We have repeatedly stated the principles of statutory construction that we apply when a statute, such as the amendment to Code ? 8.01-401.1, is clear and unambiguous.
“While in the construction of statutes the constant
endeavor of the courts is to ascertain and give effect to the intention of
the legislature, that intention must be gathered from the words used,
unless a literal construction would involve a manifest absurdity. Where
the legislature has used words of a plain and definite import the courts
cannot put upon them a construction which amounts to holding the
legislature did not mean what it has actually expressed.”
Barr v. Town & Country Properties, 240 Va. 292, 295, 396 S.E.2d 672, 674 (1990) (quoting Watkins v. Hall, 161 Va. 924, 930, 172 S.E. 445, 447 (1934)); see also Turner v. Wexler, 244 Va. 124, 127, 418 S.E.2d 886, 887 (1992); Grillo v. Montebello Condominium Owners Assoc., 243 Va. 475, 477, 416 S.E.2d 444, 445 (1992).

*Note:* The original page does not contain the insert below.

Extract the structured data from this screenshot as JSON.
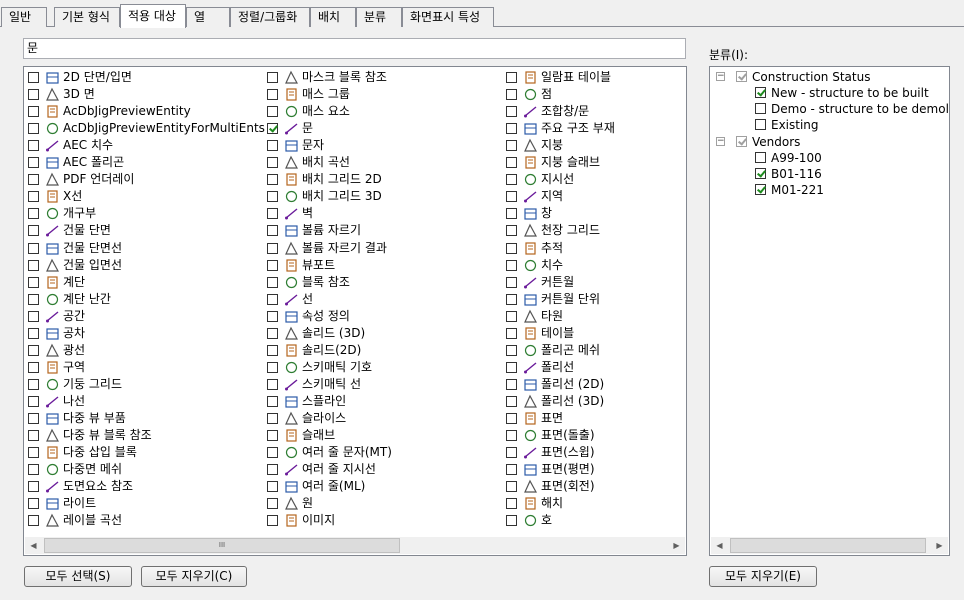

Applying these principles of statutory construction, we hold that the 1994 amendment to Code ? 8.01-401.1 made a substantive change in the statute. The plain language in the amendment provides that, in certain limited instances, “statements contained in published treatises, periodicals or pamphlets on a subject of history, medicine or other science or art, established as a reliable authority by testimony or by stipulation shall not be excluded as hearsay.” Thus, this statute as amended permits the hearsay content of such articles to be read into the record as substantive evidence, provided no other evidentiary rule prohibits such admission.
Accordingly, we will affirm the judgment of the trial court.
 We do not approve of the use of the instruction that was submitted to the jury because an instruction which comments upon the evidence is inappropriate. See Owens-Corning Fiberglas Corp. v. Watson, 243 Va. 128, 134, 413 S.E.2d 630, 634 (1992).